🤖 AI Summary
This study addresses the limitation of current medical large language models, which predominantly rely on common knowledge from clinical guidelines and struggle with the numerous rare cases encountered in real-world practice that fall outside guideline coverage. To tackle this gap, the authors introduce OGCaReBench—the first open-domain, guideline-outside, case-based benchmark for evaluating free-text question answering on rare clinical scenarios. Built upon expert-validated case reports, the benchmark assesses models’ ability to perform open-ended reasoning grounded in evidence. It integrates case extraction, expert validation, large model evaluation, and retrieval-augmented generation with external literature. Experimental results show that even the strongest baseline model (GPT-5.2) correctly answers only 56% of questions, while retrieval augmentation substantially improves performance to 82%, underscoring the critical role of evidence retrieval in complex medical question answering.
📝 Abstract
Across medical specialties, clinical practice is anchored in evidence-based guidelines that codify best studied diagnostic and treatment pathways.

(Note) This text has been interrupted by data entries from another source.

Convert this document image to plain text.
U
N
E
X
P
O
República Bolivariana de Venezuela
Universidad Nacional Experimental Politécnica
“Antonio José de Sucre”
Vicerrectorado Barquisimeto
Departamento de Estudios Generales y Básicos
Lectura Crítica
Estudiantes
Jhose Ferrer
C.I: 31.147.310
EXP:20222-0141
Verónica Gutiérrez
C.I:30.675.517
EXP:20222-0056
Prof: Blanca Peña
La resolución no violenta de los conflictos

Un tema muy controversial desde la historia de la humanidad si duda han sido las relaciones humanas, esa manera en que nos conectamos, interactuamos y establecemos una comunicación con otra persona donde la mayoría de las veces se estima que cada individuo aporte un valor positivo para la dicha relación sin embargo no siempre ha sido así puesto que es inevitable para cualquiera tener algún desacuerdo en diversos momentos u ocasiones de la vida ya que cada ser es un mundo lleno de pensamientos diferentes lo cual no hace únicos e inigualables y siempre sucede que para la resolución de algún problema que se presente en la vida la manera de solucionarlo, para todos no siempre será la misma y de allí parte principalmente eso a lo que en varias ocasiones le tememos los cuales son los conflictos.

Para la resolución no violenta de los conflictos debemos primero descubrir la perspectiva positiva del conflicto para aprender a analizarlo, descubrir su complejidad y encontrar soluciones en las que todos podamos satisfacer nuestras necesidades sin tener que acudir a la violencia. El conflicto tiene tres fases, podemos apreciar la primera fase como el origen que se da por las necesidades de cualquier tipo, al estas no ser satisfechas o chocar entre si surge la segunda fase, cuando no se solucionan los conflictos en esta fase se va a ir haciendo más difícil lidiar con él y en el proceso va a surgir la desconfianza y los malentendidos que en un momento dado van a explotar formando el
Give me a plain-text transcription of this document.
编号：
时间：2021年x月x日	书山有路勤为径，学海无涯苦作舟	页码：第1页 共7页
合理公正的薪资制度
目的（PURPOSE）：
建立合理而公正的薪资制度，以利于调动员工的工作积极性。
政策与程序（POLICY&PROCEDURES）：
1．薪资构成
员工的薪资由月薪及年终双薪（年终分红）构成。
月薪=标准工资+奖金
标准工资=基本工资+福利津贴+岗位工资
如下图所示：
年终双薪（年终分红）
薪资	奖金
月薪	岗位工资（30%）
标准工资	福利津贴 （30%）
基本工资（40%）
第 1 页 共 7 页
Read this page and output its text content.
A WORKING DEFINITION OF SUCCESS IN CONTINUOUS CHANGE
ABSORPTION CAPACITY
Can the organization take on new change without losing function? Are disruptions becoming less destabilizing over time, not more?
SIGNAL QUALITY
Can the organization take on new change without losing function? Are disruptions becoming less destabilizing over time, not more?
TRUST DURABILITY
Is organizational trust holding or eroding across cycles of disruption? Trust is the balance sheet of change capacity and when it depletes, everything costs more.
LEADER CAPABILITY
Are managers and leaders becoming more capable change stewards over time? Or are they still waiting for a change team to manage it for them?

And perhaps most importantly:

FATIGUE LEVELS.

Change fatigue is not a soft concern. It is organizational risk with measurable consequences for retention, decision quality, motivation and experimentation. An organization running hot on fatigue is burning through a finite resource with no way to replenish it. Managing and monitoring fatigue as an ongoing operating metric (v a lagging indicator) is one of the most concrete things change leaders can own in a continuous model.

These pathways routinely fall short for the long tail of real-world care not covered by guidelines. Most medical large language models (LLMs), however, are trained to encode common, guideline-focused medical knowledge in their parameters. Current evaluations test models primarily on recalling and reasoning with this memorized content, often in multiple-choice settings. Given the fundamental importance of evidence-based reasoning in medicine, it is neither feasible nor reliable to depend on memorization in practice. To address this gap, we introduce OGCaReBench, a free-form retrieval-focused benchmark aimed at evaluating LLMs at answering clinical questions that require going beyond typical guidelines. Extracted from published medical case reports and validated by medical experts, OGCaReBench contains long-form clinical questions requiring free-text answers, providing a systematic framework for assessing open-ended medical reasoning in rare, case-based scenarios. Our experiments reveal that even the best-performing baseline (GPT-5.2) correctly answers only 56% of our benchmark with specialized models only reaching 42%. Augmenting models with retrieved medical articles improves this performance to up to 82% (using GPT-5.2) highlighting the importance of evidence-grounding for real-world medical reasoning tasks. This work thus establishes a foundation for benchmarking and advancing both general-purpose and medical LLMs to produce reliable answers in challenging clinical contexts.